The opening of the show, as you can see, is masterfully done. In just under 4 minutes, you know that Jason Street is the prodigiously talented star Quarterback with an immensely promising future; that Head Coach Eric Taylor is new to the position and struggles with the intensity of Dillon Panther football; that Smash Williams is the cocky, but talented hot-head who loses his temper when the death of his father is brought up; that Tim Riggins is the brooding bad boy with a disappointed brother in the stands and an equally disappointed team in the wake of his hangover; and that little Matt Saracen, in the wake of Jason Street’s enormous shadow, struggles to find his own identity and worth on the field as he digs head-first into the trash for one of the coach’s discarded plays.


At its very best, Friday Night Lights has the bottled power and emotional wallop of nearly any episode of The Wonder Years. And like Breaking Bad masterfully creates tension in ways I’ve never before seen on television, FNL captures the raw and unbridled emotion with deceptive ease. Hearing the surrounding chaos and sound dip in the hospital as Jason Street’s helmet is sawed off his now-paralyzed body gives you chills as you realize what’s now been lost in the blink of an eye. Listening to Tami Taylor candidly and tearfully discuss sex for the first time with 15 year-old, Julie shows us just how terrifying and emotional that conversation can be between mother and daughter. After the enormously talented Smash suffered a potentially career-ending knee injury, he works his ass off along with Coach to win a walk-on spot with Texas A&M—the closing shot of his grateful smile (above) was more than enough to melt my icy heart. While Kyle Chandler and Connie Britton are consistently fantastic throughout the show, though, the series’ best episode gave the reins to Zach Gilford as he portrayed Matt Saracen, the universe’s punching bag, reacting to the news that his absent and vilified father was killed in Iraq. Universally hailed as one of the best acting performances ever seen on screen, “The Son” is an episode that can bring you to your knees. Between the look of horror on Matt’s face at the funeral home where he drunkenly demands the caretaker to show him his father’s disturbingly disfigured corpse to him “having a moment” at the Taylors’ house as he poked at the carrots on his dinner plate, I sincerely can’t even write about this particular episode without tearing up. It’s that good.

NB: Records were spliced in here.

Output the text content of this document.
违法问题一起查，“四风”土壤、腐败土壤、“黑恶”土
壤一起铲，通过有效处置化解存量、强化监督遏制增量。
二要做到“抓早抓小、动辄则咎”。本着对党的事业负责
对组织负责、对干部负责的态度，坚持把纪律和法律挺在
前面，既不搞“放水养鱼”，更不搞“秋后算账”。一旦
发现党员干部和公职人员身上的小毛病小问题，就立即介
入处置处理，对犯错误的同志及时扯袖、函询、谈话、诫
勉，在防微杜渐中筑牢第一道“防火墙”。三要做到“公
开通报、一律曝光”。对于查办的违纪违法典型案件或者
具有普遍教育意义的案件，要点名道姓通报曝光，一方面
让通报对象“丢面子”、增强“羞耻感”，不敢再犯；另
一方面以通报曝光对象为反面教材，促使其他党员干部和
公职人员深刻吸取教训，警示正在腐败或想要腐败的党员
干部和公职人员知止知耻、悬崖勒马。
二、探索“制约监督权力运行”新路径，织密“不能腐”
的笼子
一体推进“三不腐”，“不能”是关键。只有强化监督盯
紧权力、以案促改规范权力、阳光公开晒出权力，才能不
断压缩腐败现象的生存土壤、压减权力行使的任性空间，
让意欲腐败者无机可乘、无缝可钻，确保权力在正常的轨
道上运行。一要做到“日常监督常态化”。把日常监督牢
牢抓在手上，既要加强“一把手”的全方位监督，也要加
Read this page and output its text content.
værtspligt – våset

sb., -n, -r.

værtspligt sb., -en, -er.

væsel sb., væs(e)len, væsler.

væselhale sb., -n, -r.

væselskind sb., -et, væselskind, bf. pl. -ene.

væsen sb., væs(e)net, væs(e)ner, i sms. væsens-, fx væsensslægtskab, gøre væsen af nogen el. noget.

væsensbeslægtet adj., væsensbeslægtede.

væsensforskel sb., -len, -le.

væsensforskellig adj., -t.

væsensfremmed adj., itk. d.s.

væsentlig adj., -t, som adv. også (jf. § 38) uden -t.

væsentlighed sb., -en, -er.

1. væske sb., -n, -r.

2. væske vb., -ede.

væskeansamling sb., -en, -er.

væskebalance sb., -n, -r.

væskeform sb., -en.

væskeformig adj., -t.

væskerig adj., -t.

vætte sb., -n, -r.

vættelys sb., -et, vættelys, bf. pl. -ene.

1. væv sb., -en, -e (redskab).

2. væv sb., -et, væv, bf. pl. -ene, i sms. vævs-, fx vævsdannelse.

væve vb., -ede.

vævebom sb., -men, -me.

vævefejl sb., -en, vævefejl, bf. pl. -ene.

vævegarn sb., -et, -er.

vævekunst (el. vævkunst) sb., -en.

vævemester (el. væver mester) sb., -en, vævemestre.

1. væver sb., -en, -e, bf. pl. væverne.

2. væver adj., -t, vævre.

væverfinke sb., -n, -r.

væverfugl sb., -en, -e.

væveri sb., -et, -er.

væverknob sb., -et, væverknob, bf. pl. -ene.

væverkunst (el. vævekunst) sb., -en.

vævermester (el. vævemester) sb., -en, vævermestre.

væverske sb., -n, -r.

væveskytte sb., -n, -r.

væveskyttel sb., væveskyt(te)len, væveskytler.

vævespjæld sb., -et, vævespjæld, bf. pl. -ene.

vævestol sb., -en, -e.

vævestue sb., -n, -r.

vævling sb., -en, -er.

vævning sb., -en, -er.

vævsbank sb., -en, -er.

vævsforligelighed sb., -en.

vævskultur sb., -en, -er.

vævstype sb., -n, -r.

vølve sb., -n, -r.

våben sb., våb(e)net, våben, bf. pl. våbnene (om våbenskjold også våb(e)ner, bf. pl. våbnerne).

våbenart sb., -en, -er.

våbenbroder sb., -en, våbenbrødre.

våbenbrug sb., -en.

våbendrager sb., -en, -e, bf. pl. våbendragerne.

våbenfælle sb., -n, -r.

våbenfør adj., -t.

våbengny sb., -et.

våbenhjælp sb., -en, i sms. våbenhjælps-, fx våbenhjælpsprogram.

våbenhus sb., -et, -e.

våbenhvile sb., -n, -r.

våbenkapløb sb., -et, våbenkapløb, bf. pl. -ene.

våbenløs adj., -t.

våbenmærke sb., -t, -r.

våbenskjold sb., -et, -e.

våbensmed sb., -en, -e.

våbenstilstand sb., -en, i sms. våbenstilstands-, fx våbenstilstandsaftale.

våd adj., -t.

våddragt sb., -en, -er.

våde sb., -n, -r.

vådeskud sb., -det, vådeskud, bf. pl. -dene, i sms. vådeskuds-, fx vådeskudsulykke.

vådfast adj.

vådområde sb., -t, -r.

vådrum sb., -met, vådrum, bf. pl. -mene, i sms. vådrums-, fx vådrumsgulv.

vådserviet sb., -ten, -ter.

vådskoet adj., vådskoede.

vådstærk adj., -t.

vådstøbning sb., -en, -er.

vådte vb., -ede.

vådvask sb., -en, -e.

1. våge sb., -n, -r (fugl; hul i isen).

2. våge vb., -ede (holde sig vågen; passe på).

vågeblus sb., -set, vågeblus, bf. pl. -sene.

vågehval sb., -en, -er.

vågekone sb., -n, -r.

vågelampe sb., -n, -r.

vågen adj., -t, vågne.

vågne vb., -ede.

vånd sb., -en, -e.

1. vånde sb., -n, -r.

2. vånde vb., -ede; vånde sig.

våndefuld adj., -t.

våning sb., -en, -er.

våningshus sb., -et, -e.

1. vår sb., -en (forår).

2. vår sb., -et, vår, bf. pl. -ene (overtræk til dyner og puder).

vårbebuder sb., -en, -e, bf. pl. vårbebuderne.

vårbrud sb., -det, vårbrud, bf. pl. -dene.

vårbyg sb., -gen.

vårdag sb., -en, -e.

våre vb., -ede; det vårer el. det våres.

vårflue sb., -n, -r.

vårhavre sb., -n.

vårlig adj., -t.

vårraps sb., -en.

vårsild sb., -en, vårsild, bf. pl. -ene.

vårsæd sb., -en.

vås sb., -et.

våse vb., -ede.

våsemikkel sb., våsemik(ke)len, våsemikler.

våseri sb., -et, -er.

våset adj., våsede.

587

Which is why it’s so frustrating when the writers drop the ball—and it happens enough where it can be distracting and almost infuriating. Because when an episode like “The Son” and those subtly brilliant moments and more exist, it’s hard not to take the recycled or reaching plot points as a personal attack when you know how good it gets and how great it can be. In a strange twist of events, I’ve become so invested in the show (and especially its characters) that it’s almost an act of betrayal on my part to write something that pokes holes in the series. With those recycled plot points and a tendency for sloppy writing, though, it’s frustrating for me—on a personal level—to say that I didn’t wholly love the show. Given the show’s shaky trajectory on primetime TV and its difficulty in giving every character a well-developed, deserved arc (there are many, many characters in the Friday Night Lights universe, after all), it’s somewhat understandable that these flaws exist. With that said, though, I do recommend Friday Night Lights—while you will undoubtedly come across some stale material and under-developed or unexplained plot points, experiencing and unearthing those diamonds in the rough makes it worth it a thousand times over.

After all, life is a marathon, not a sprint.